Reading Pottery

by Tuula Tynjä

Differences in texts are traced by reading closely manuscripts and comparing them – this work reveals changing patterns in thinking and society. Ideological, social and economic changes also leave an imprint on material culture, which is the focus of archaeological study. Changes in material culture are traced by examining material remains and comparing them with each other. These remains include various things, like settlement patterns, temples, domestic houses, lithic tools and pottery fragments. 

Pottery was introduced in the Levant during the latter part of the Neolithic (ca. 6000–4500 BCE). Since then, pottery was produced for everyday purposes as well as symbolic items. Clay, mixed with tempers and burned to make it durable became a common element of material culture. Due to its abundance and durability, pottery is the most common find group in most archaeological excavations in the Near East. Each excavation working with periods after the Neolithic produces vast amounts of ceramic finds: hundreds and thousands of shards and kilograms. A lion’s share of the work after excavating is dedicated to pottery analysis, appearing as major part in the final reports. These reports describe the pottery by text, drawings and photographs. The material is arranged into functional types and chronological developments are usually suggested.

During the excavation, a first phase of “pottery reading” already takes place. The material from each day’s excavation contexts are first washed, usually during the afternoon. During the next day, the shards are dry and the excavation team examines the material. During this first phase the focus of excavators is often chronological. We are interested to see, if we already have reached a habitation layer that can be identified being of a certain archaeological period. However, many other aspects can be read from the ceramic material.

Many things can be observed from the pottery, like the form, ware, size, color, surface structure. The vessel functions, forming techniques or chronological implications are deduced from such observations. We can study the production techniques and modes of production. The household production methods differ from those of professionalized workshops by their forming techniques, uniformity of the material and the structures build for baking the pottery. For example, building vessels by coiling or pinching and baking in pits are typical for household production, while working with potter’s wheel and building kilns for baking the vessels are used in professional workshop industries. Such themes give us insights to the structure of the society.

Kathleen Kenyon working on material from Jericho, where she excavated from 1952-58. (Reynolds, A 2011. From the Archives. Archaeology International 13:112-118, DOI: http://dx.doi.org/10.5334/ai.1321 )
Kathleen Kenyon working on material from Jericho, where she excavated from 1952-58. (Reynolds, A 2011. From the Archives. Archaeology International 13:112-118, DOI: http://dx.doi.org/10.5334/ai.1321)

The preservation of the pottery material also helps the excavator to interpret the formation process of the specific excavated context. Constructional fills can separated from destruction layers. Fills should include more chronologically mixed material and mainly shards, worn and small. Destruction layers or refuse pits should include larger fragments or even restorable and whole vessels with rather sharp breaks from restricted chronological range.

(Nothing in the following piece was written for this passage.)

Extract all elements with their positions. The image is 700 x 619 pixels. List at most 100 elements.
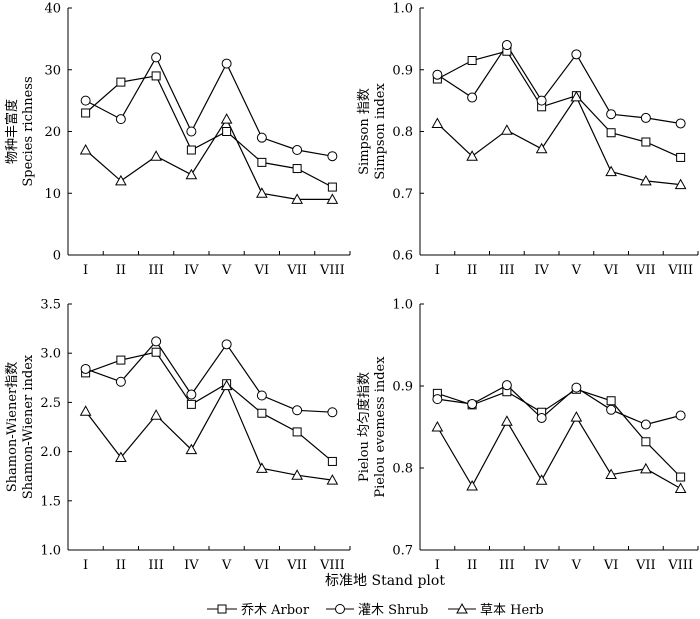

Space use can be deduced from architectural elements, other structures and artefacts found from the context. Several storage vessels in a room indicate use of a room or part of it for storing, while cooking vessels and hearths or ovens indicate food production area. Synagogues and churches tend to have specific structures and for the ceramic finds, especially lamps tend to be abundant.

In material culture, there are differences between geographic areas and chronological periods. Some of these differences reflect changes in economic, social or ideological conditions. Some of them may well be independent from such conditions. Material culture is an inevitable part of human life. Humans shape materials to make artefacts, while the artefacts surround humans and shape our experience of the world. Materials are read all the time, mostly unnoticed.